Guest Blog by Valerie Nichols, Executive Consultant at Hemsley Fraser
Most of us are aware that grabbing someone’s crotch or buttocks is highly inappropriate and is likely to be considered sexual harassment. That’s one end of the spectrum. How about a friendly pat on the back in acknowledgement of a job well done? Sexual harassment or not? How about telling someone that they look good? How about a ‘wolf whistle’?
The extent of sexual assault is highlighted by the recent surge in ‘Me Too’ activity, in which women and men around the world, who have been sexually harassed, are sharing their stories across social media using the hashtag ‘metoo’. This – and the publicity around high-profile accusations – has generated conversations in public and private forums about what constitutes sexual harassment and what can and should be done about it.
A starting point to this conversation is to recognise that the concept of sexual harassment is a social construct. Unlike some questions (is it raining?), where there is a clear response, the question of whether something is harassment is based on social practices and understandings that can, and do, vary from generation to generation and from culture to culture. It’s also important to realise that some actions or language might not rise to a level that the law sees as sexual harassment, but that might rise to a level that is socially unacceptable.
While we understand that sexual harassment can involve women harassing men or same-sex harassment, the concept has its roots in men harassing women. In the latter half of the last century, women began entering into employment in fields that had been traditionally restricted to men. Sexual harassment was sometimes committed to make women feel unwelcome in the non-traditional, male-dominated job. In other words, the purpose of sexual harassment had little, if anything, to do with sex. It wasn’t a matter of men being incapable of controlling themselves or that women were “asking for it”. It had to do with power, dominance, and a clear level of contempt for the person being harassed. And that’s the first point to remember when addressing the questions at the beginning of this article. Efforts to minimise offensive language or actions by referring to them as “locker room talk” or by telling the person being harassed that they’re overreacting or need to “toughen up” are simply ways to avoid dealing with the inappropriate use of power and the refusal to treat all others with dignity and respect.
The best possible perspective is to stop thinking about how to avoid allegations of sexual harassment and to begin thinking about how to accord dignity and respect throughout your organisation. This is key, because in today’s cross-cultural, multi-generational, multi-gender workplace, you not only have to remain within the legal boundaries. You also have to remain within the boundaries of what’s socially acceptable.
Most people begin with good intentions – they try to provide that dignity and respect – but they become confused about where the boundaries lie. Much of that confusion stems from cultural and generational differences.
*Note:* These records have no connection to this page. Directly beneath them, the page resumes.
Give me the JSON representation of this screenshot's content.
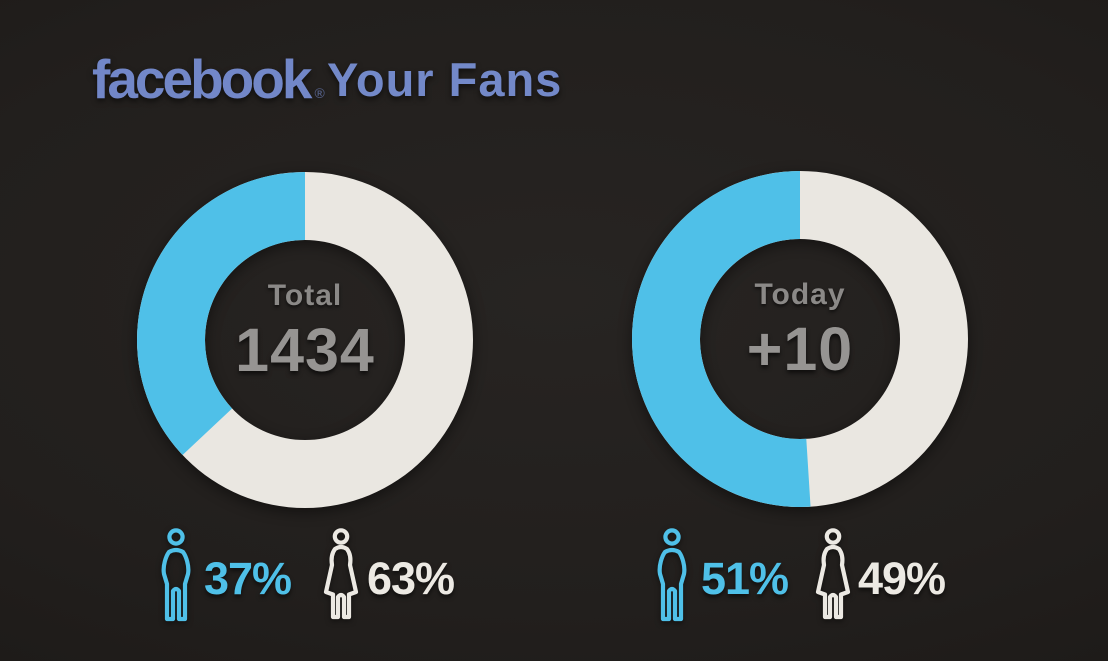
{
  "header": {
    "logo_text": "facebook",
    "registered_mark": "®",
    "page_title": "Your Fans"
  },
  "colors": {
    "background": "#211e1c",
    "male_blue": "#4fc0e8",
    "female_white": "#eae7e1",
    "logo_blue": "#7287c8",
    "center_label_gray": "#8b8987",
    "center_value_gray": "#969492"
  },
  "chart_data": [
    {
      "type": "pie",
      "variant": "donut",
      "title": "Total fans by gender",
      "center_label": "Total",
      "center_value": "1434",
      "start_angle": "top",
      "direction": "counterclockwise",
      "series": [
        {
          "name": "male",
          "icon": "male-icon",
          "label": "37%",
          "value": 37,
          "color": "#4fc0e8"
        },
        {
          "name": "female",
          "icon": "female-icon",
          "label": "63%",
          "value": 63,
          "color": "#eae7e1"
        }
      ]
    },
    {
      "type": "pie",
      "variant": "donut",
      "title": "New fans today by gender",
      "center_label": "Today",
      "center_value": "+10",
      "start_angle": "top",
      "direction": "counterclockwise",
      "series": [
        {
          "name": "male",
          "icon": "male-icon",
          "label": "51%",
          "value": 51,
          "color": "#4fc0e8"
        },
        {
          "name": "female",
          "icon": "female-icon",
          "label": "49%",
          "value": 49,
          "color": "#eae7e1"
        }
      ]
    }
  ]
}
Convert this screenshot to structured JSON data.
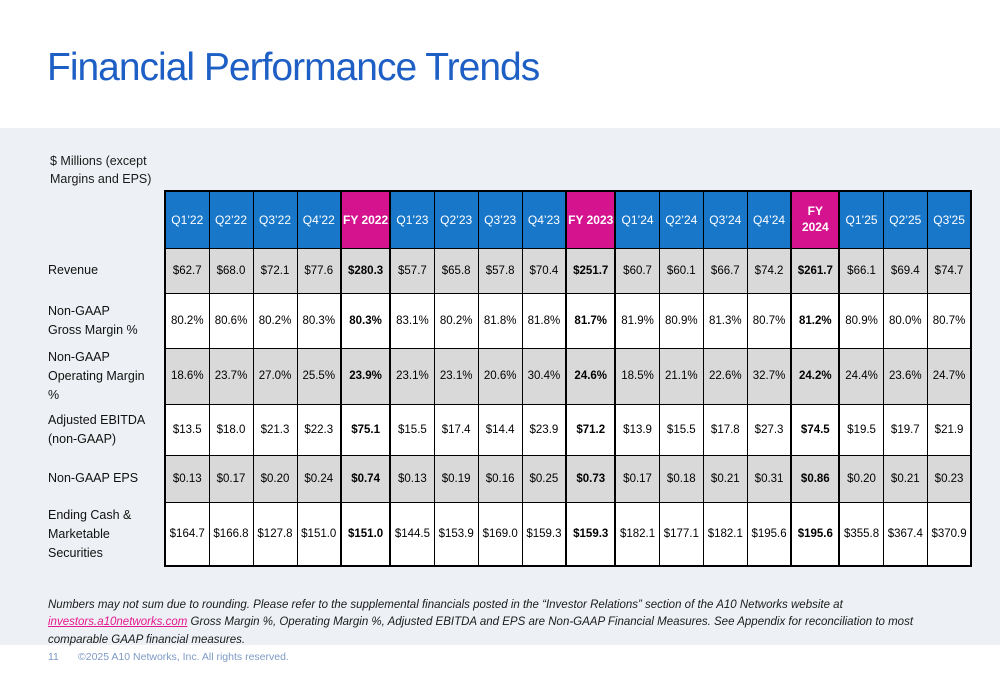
{
  "slide": {
    "title": "Financial Performance Trends",
    "unit_label": "$ Millions (except\nMargins and EPS)"
  },
  "colors": {
    "title_blue": "#1E5FC5",
    "header_blue": "#1877C9",
    "header_pink": "#D6138F",
    "link_pink": "#E5188F",
    "panel_background": "#EDF0F4",
    "row_gray": "#D9D9D9",
    "row_white": "#FFFFFF",
    "footer_text": "#7D9AC5"
  },
  "table": {
    "columns": [
      {
        "label": "Q1’22",
        "type": "q"
      },
      {
        "label": "Q2’22",
        "type": "q"
      },
      {
        "label": "Q3’22",
        "type": "q"
      },
      {
        "label": "Q4’22",
        "type": "q"
      },
      {
        "label": "FY 2022",
        "type": "fy"
      },
      {
        "label": "Q1’23",
        "type": "q"
      },
      {
        "label": "Q2’23",
        "type": "q"
      },
      {
        "label": "Q3’23",
        "type": "q"
      },
      {
        "label": "Q4’23",
        "type": "q"
      },
      {
        "label": "FY 2023",
        "type": "fy"
      },
      {
        "label": "Q1’24",
        "type": "q"
      },
      {
        "label": "Q2’24",
        "type": "q"
      },
      {
        "label": "Q3’24",
        "type": "q"
      },
      {
        "label": "Q4’24",
        "type": "q"
      },
      {
        "label": "FY 2024",
        "type": "fy",
        "wrap": true
      },
      {
        "label": "Q1’25",
        "type": "q"
      },
      {
        "label": "Q2’25",
        "type": "q"
      },
      {
        "label": "Q3'25",
        "type": "q"
      }
    ],
    "rows": [
      {
        "label": "Revenue",
        "shade": "gray",
        "values": [
          "$62.7",
          "$68.0",
          "$72.1",
          "$77.6",
          "$280.3",
          "$57.7",
          "$65.8",
          "$57.8",
          "$70.4",
          "$251.7",
          "$60.7",
          "$60.1",
          "$66.7",
          "$74.2",
          "$261.7",
          "$66.1",
          "$69.4",
          "$74.7"
        ]
      },
      {
        "label": "Non-GAAP\nGross Margin %",
        "shade": "white",
        "values": [
          "80.2%",
          "80.6%",
          "80.2%",
          "80.3%",
          "80.3%",
          "83.1%",
          "80.2%",
          "81.8%",
          "81.8%",
          "81.7%",
          "81.9%",
          "80.9%",
          "81.3%",
          "80.7%",
          "81.2%",
          "80.9%",
          "80.0%",
          "80.7%"
        ]
      },
      {
        "label": "Non-GAAP\nOperating Margin %",
        "shade": "gray",
        "values": [
          "18.6%",
          "23.7%",
          "27.0%",
          "25.5%",
          "23.9%",
          "23.1%",
          "23.1%",
          "20.6%",
          "30.4%",
          "24.6%",
          "18.5%",
          "21.1%",
          "22.6%",
          "32.7%",
          "24.2%",
          "24.4%",
          "23.6%",
          "24.7%"
        ]
      },
      {
        "label": "Adjusted EBITDA\n(non-GAAP)",
        "shade": "white",
        "values": [
          "$13.5",
          "$18.0",
          "$21.3",
          "$22.3",
          "$75.1",
          "$15.5",
          "$17.4",
          "$14.4",
          "$23.9",
          "$71.2",
          "$13.9",
          "$15.5",
          "$17.8",
          "$27.3",
          "$74.5",
          "$19.5",
          "$19.7",
          "$21.9"
        ]
      },
      {
        "label": "Non-GAAP EPS",
        "shade": "gray",
        "values": [
          "$0.13",
          "$0.17",
          "$0.20",
          "$0.24",
          "$0.74",
          "$0.13",
          "$0.19",
          "$0.16",
          "$0.25",
          "$0.73",
          "$0.17",
          "$0.18",
          "$0.21",
          "$0.31",
          "$0.86",
          "$0.20",
          "$0.21",
          "$0.23"
        ]
      },
      {
        "label": "Ending Cash &\nMarketable\nSecurities",
        "shade": "white",
        "values": [
          "$164.7",
          "$166.8",
          "$127.8",
          "$151.0",
          "$151.0",
          "$144.5",
          "$153.9",
          "$169.0",
          "$159.3",
          "$159.3",
          "$182.1",
          "$177.1",
          "$182.1",
          "$195.6",
          "$195.6",
          "$355.8",
          "$367.4",
          "$370.9"
        ]
      }
    ]
  },
  "footnote": {
    "before_link": "Numbers may not sum due to rounding. Please refer to the supplemental financials posted in the “Investor Relations” section of the A10 Networks website at ",
    "link": "investors.a10networks.com",
    "after_link": " Gross Margin %, Operating Margin %, Adjusted EBITDA and EPS are Non-GAAP Financial Measures.  See Appendix for reconciliation to most comparable GAAP financial measures."
  },
  "footer": {
    "page_number": "11",
    "copyright": "©2025 A10 Networks, Inc. All rights reserved."
  }
}
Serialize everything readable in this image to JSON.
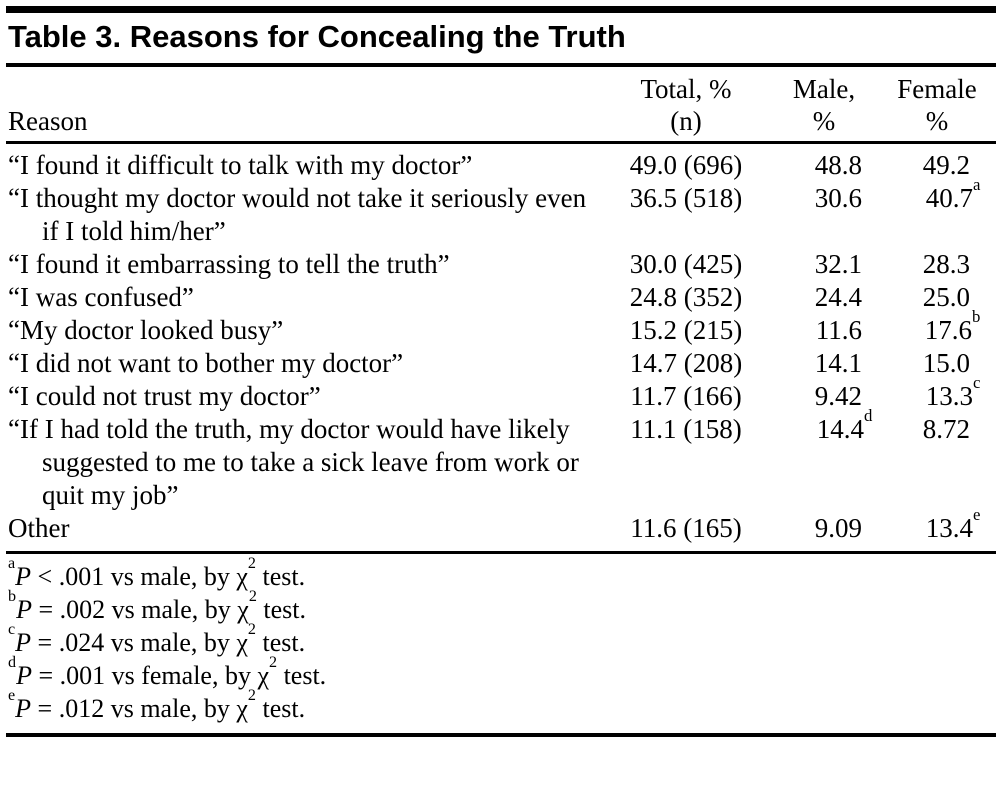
{
  "table": {
    "title": "Table 3. Reasons for Concealing the Truth",
    "columns": {
      "reason": "Reason",
      "total_line1": "Total, %",
      "total_line2": "(n)",
      "male_line1": "Male,",
      "male_line2": "%",
      "female_line1": "Female",
      "female_line2": "%"
    },
    "rows": [
      {
        "reason": "“I found it difficult to talk with my doctor”",
        "total": "49.0 (696)",
        "male": "48.8",
        "male_sup": "",
        "female": "49.2",
        "female_sup": ""
      },
      {
        "reason": "“I thought my doctor would not take it seriously even if I told him/her”",
        "total": "36.5 (518)",
        "male": "30.6",
        "male_sup": "",
        "female": "40.7",
        "female_sup": "a"
      },
      {
        "reason": "“I found it embarrassing to tell the truth”",
        "total": "30.0 (425)",
        "male": "32.1",
        "male_sup": "",
        "female": "28.3",
        "female_sup": ""
      },
      {
        "reason": "“I was confused”",
        "total": "24.8 (352)",
        "male": "24.4",
        "male_sup": "",
        "female": "25.0",
        "female_sup": ""
      },
      {
        "reason": "“My doctor looked busy”",
        "total": "15.2 (215)",
        "male": "11.6",
        "male_sup": "",
        "female": "17.6",
        "female_sup": "b"
      },
      {
        "reason": "“I did not want to bother my doctor”",
        "total": "14.7 (208)",
        "male": "14.1",
        "male_sup": "",
        "female": "15.0",
        "female_sup": ""
      },
      {
        "reason": "“I could not trust my doctor”",
        "total": "11.7 (166)",
        "male": "9.42",
        "male_sup": "",
        "female": "13.3",
        "female_sup": "c"
      },
      {
        "reason": "“If I had told the truth, my doctor would have likely suggested to me to take a sick leave from work or quit my job”",
        "total": "11.1 (158)",
        "male": "14.4",
        "male_sup": "d",
        "female": "8.72",
        "female_sup": ""
      },
      {
        "reason": "Other",
        "total": "11.6 (165)",
        "male": "9.09",
        "male_sup": "",
        "female": "13.4",
        "female_sup": "e"
      }
    ],
    "footnotes": [
      {
        "marker": "a",
        "parts": [
          [
            "i",
            "P"
          ],
          [
            "t",
            " < .001 vs male, by χ"
          ],
          [
            "s",
            "2"
          ],
          [
            "t",
            " test."
          ]
        ]
      },
      {
        "marker": "b",
        "parts": [
          [
            "i",
            "P"
          ],
          [
            "t",
            " = .002 vs male, by χ"
          ],
          [
            "s",
            "2"
          ],
          [
            "t",
            " test."
          ]
        ]
      },
      {
        "marker": "c",
        "parts": [
          [
            "i",
            "P"
          ],
          [
            "t",
            " = .024 vs male, by χ"
          ],
          [
            "s",
            "2"
          ],
          [
            "t",
            " test."
          ]
        ]
      },
      {
        "marker": "d",
        "parts": [
          [
            "i",
            "P"
          ],
          [
            "t",
            " = .001 vs female, by χ"
          ],
          [
            "s",
            "2"
          ],
          [
            "t",
            " test."
          ]
        ]
      },
      {
        "marker": "e",
        "parts": [
          [
            "i",
            "P"
          ],
          [
            "t",
            " = .012 vs male, by χ"
          ],
          [
            "s",
            "2"
          ],
          [
            "t",
            " test."
          ]
        ]
      }
    ]
  }
}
Cultural differences can be highly specific or can be more ambiguous. In some cultures, for example, there is a specific societal prohibition against a woman being touched in any way by a man who is outside her immediate family. In other cultures, no such prohibition applies. More ambiguously, anti-sexual harassment legislation makes it clear that in some parts of the world, exemplified by the European Union, there is an underlying concept of the importance of dignity – of treating others with respect. In other countries, including the United States, the focus is on defining rules and of delineating the penalties for breaking those rules.
Beyond cultures, there appear to be generational differences. A recent global study by research firm YouGov found that women of different generations were likely to respond differently to the questions at the beginning of this article. For example, women over 65 were significantly less likely to view a wolf whistle as harassment (less than 25% felt it was inappropriate) than women between the ages of 18 and 24 (over 75% of whom felt it was inappropriate).
Even within genders and generations, there are differences of opinion. In a recent Reuters/Ipsos poll of 3,000 adults in the United States, these differences were clearly demonstrated. The poll presented the respondents with a number of scenarios and asked whether they constituted sexual harassment. 41 percent said that telling ‘dirty jokes’ constituted harassment, while 44 percent said it did not. 44 percent said that unwanted hugging was sexual harassment and 40 percent said that it was not. In both cases, it appears that around 15-20 percent of those polled just didn’t have an opinion.
So, faced with the extent of confusion around sexual harassment, what is HR to do? Here are three guidelines which can help:
- Start with the assumption that ANY touching in the workplace is a bad idea. If a handshake – or an ‘air kiss’ on each cheek – is a cultural norm, be aware that there may be cross-cultural interactions and your employees should adjust their actions accordingly.
- Apply a civility code. Employees should ask themselves “would I (say this/do this) to my boss, my mother/father, or my son/daughter”? If the answer is no, they shouldn’t say or do it.
- Encourage employees to consider the underlying feelings of their colleagues, subordinates and managers. Are they dealing with someone whose body language makes it clear that they prefer a more formal interaction or do they appear to be a ‘hugger’? Behaviour should be adjusted accordingly.
Cultural differences are challenging. For example, the ‘thumbs up’ gesture that commonly expresses satisfaction or approval, is understood in Australia, Greece and the Middle East to be a rude gesture that means nothing of the kind. The only way that employees will know if that pat on the back or a thumbs up to acknowledge a job well done is okay or not is to be acutely aware of the responses to their words and actions.